I wait for the time when what I write is not  turned into a rationalization to torture me, like some Belarusian tyrannical fascist dictatorship country. I wait for criminals out of the media complex to not be promoted for raping, abusing, exploiting and torturing me and then handed my ideas for their concepts but put in their name, as I fight to be able to buy food that isn't rancid, poisoned stale out of date and drugged. I wait for people to enforce the LAW where human rights are enforced under the US Constitution so I do not have to write about this online for a huge criminal organization to laugh about and make jokes over and gloat that their system is so all-encompassing around the globe that no president or any leader globally will intervene. 

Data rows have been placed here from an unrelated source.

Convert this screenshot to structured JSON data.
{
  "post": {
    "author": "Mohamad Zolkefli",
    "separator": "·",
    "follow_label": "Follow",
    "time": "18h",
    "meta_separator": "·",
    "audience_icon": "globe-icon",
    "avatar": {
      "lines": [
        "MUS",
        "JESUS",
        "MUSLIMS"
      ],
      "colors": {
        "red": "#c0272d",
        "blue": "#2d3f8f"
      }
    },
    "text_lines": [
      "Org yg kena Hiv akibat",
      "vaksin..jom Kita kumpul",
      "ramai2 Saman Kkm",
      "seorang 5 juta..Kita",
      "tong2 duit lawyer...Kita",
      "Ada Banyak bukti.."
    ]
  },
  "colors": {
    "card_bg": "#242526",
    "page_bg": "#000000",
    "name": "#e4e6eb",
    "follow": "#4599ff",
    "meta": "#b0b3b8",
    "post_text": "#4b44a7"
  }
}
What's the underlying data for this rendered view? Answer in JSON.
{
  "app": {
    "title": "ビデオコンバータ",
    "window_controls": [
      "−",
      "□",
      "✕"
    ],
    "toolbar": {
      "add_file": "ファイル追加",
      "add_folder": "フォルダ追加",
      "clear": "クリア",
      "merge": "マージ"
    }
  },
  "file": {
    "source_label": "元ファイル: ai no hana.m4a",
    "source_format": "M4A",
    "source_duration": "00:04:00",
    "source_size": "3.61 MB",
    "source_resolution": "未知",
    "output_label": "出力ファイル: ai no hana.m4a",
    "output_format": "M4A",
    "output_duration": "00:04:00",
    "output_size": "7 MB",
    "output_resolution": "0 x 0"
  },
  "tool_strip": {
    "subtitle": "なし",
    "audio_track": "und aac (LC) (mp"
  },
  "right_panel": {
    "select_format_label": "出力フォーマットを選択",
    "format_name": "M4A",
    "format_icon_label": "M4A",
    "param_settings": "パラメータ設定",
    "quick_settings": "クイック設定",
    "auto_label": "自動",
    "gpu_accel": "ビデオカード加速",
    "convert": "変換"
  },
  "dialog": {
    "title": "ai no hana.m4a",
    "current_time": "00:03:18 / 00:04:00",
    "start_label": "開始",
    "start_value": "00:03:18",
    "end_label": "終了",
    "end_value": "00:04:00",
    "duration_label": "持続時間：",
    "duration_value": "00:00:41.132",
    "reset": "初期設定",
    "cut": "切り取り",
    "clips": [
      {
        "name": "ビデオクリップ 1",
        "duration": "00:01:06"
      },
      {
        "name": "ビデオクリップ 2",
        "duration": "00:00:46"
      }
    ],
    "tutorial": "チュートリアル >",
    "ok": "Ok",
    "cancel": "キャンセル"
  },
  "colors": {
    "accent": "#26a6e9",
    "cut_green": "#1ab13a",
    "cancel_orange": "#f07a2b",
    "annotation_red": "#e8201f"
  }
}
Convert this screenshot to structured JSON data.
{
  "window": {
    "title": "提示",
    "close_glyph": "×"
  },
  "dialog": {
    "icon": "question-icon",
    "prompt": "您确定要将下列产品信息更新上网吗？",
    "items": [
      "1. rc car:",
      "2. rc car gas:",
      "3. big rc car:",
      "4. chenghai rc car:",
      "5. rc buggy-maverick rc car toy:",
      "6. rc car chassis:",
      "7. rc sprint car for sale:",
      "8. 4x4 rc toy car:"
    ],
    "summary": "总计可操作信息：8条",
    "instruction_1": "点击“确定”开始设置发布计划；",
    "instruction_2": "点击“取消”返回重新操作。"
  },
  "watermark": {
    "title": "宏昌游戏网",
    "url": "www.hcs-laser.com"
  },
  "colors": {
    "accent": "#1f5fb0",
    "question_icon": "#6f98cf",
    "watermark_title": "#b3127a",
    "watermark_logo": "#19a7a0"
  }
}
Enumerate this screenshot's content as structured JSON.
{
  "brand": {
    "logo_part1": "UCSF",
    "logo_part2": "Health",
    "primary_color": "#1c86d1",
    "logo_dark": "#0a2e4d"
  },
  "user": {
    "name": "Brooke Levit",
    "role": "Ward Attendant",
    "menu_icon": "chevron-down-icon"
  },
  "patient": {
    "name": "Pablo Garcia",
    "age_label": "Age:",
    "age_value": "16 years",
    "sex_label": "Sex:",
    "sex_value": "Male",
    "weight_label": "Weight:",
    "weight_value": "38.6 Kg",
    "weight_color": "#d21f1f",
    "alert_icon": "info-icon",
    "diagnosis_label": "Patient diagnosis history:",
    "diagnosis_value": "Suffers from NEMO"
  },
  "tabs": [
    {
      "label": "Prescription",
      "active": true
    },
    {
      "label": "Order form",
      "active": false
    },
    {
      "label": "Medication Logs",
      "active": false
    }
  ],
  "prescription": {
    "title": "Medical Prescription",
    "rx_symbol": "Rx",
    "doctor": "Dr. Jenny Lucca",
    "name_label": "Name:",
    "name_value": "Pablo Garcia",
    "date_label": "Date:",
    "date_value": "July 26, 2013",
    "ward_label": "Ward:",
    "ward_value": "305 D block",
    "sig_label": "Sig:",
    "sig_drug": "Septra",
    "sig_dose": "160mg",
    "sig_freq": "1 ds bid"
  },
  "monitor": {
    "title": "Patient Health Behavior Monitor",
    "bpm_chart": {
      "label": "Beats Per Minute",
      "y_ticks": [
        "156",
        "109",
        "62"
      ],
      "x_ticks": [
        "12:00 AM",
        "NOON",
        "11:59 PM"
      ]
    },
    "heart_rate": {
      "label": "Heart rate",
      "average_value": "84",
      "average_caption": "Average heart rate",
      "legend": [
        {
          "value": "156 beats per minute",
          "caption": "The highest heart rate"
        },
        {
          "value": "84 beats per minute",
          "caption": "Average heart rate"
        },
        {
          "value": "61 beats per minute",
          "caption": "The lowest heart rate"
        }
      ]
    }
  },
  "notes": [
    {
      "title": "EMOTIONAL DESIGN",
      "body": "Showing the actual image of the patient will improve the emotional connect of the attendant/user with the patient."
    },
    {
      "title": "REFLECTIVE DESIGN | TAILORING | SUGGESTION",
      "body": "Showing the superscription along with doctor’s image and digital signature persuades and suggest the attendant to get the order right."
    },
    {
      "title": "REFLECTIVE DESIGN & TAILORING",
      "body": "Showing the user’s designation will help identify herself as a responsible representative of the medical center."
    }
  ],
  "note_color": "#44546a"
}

I wait for the time when I am not endlessly hacked with no support or help and no recognition of my target situation.

As I fight and struggle to type I must as usual backspace continuously and fight to think without digression due to the mind control tech assailing my brain so I cannot function intellectually in any powerful way.

I wait for the time when people do not watch silently and scared of intervening for fear of losing their livelihoods or lives.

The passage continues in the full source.